Les enjeux des moyens de déplacement électrique : test hoverboard, gyropode, monocycle

Ils sont silencieux, non-polluants, assez facile à conduire et surtout économe. Ils, ce sont les moyens de transport de nouvelle génération tels que les skates et les trottinettes électriques, l’hoverboard, les segways et les différents types de monocycle à moteurs. Les avantages des skateboards électriques et ses dérivés sont tellement importants que des organismes gouvernementaux en Europe se sont penchés sur la question.
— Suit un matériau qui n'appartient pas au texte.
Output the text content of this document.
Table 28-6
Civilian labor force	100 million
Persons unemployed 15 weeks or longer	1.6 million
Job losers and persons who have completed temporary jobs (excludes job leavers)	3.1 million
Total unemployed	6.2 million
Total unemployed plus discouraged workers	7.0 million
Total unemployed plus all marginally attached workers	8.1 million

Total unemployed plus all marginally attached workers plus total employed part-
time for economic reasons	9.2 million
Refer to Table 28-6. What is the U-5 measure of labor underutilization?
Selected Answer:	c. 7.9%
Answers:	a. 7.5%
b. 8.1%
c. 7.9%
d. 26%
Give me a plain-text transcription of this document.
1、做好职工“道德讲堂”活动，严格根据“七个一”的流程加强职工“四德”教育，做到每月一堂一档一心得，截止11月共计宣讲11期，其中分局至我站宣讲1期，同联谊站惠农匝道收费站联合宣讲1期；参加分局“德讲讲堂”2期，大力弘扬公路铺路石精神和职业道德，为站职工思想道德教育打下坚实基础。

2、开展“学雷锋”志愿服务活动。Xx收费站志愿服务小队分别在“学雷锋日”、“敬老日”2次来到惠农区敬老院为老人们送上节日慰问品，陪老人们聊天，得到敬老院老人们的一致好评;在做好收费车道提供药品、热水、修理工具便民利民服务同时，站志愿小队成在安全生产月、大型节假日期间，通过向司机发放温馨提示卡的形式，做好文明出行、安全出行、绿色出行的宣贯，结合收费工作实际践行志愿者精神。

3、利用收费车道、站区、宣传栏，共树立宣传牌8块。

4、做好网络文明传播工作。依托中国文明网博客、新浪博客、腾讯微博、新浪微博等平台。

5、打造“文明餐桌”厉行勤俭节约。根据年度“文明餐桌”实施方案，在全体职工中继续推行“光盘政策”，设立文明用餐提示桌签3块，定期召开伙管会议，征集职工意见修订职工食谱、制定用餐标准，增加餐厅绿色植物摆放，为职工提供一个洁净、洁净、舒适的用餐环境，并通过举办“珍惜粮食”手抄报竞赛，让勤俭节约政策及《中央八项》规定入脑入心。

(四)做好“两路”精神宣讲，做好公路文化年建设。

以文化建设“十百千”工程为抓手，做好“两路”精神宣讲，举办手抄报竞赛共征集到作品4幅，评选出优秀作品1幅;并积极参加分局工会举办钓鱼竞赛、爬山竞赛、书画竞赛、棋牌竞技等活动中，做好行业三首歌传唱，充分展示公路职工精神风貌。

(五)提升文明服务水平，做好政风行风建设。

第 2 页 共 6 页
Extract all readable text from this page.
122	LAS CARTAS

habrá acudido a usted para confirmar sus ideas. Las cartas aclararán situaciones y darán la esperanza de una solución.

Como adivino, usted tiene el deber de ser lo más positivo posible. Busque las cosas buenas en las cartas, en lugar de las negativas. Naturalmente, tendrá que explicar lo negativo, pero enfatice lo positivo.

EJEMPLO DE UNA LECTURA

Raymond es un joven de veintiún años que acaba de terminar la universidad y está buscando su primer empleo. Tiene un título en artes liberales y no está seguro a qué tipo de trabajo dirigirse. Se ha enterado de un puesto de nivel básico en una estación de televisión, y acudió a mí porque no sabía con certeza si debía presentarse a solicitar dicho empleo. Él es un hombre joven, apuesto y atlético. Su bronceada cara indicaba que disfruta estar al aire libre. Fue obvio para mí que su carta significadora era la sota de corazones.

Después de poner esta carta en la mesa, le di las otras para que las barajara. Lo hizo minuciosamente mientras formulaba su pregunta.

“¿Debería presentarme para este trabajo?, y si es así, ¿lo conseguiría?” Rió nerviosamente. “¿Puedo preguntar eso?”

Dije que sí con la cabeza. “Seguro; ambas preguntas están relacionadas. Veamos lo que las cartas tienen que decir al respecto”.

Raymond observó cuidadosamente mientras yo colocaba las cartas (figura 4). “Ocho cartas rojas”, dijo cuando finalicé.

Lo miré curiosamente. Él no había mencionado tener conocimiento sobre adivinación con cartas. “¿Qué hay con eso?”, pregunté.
Les initiatives de l’IBSR pour la meilleure utilisation des moyens de transport électrique individuel

C’est une grande première en Europe ! L’Institut Belge pour la Sécurité Routière a proposé à une quarantaine de candidat une formation complète à la conduite des engins à roues intelligente. Leur objectif est d’évaluer le niveau d’apprentissage (difficultés, problèmes, aisance dans la conduite, points forts,  etc.) et les risques de l’usage au quotidien de ces véhicules. Les candidats ont été donc divisés en groupe de dix et ont été initiés par des personnes expérimentées comme Frédéric Bonus-Plumridge. Après, l’institut leur a prêté du matériel pour qu’ils puissent continuer leurs exercices pendant 1 mois. Après 4 semaines, ils passaient à un test de conduite. Pour Benoît Godart, porte-parole de l’IBSR, le but est d’évaluer les risques liés à la sécurité routière.

Pourquoi la Belgique a mené de telles études ?

Les dérivés du scooter électrique sont de plus en plus utilisés dans les rues. Les utilisateurs sont des vrais usagers de la route contrairement aux skateurs ou les adeptes des rides sur BMX qui utilisent les parcs aménagés ou les sentiers de compétition. Ainsi, il importe de voir leur interaction avec les piétons et les autres véhicules. Pour l’IBSR, il ne s’agit pas d’adopter une réglementation particulière mais de fournir au public les moyens d’optimiser l’utilisation de ces véhicules monoplace et la possibilité de les conduire dans les meilleures conditions. À noter qu’en Belgique, il n’existe pour le moment aucune loi ou code spéciales pour les gyropodes et les autres appareils.

Quel a été le résultat du test ?

Les one wheel sont facile à conduire. L’engin se maîtrise en moins de 30 minutes. Contrairement à l’apparence, ces monoroues sont faciles à conduire, seule la recherche d’équilibre semble assez dure au début. Il est alors recommandé aux usagers de rouler sur le trottoir à une vitesse n’excédant pas le 6 km/h et sur les voies cyclables ou sur des pistes dégagées pour des vitesses supérieures. C’est d’ailleurs cette réglementation que la majorité des pays de l’Union Européenne ont adoptée. Pour rappel, l’one wheel et les autres véhicules électriques monoplaces peuvent rouler à plus de 40 km/h.

Ils sont utilisés pour résoudre les problèmes d’embouteillage et de parking. Ils sont des moyens de transport alternatifs (et portatif) qui peuvent être combinés avec la marche à pied ou d’autres moyens de transport comme le métro.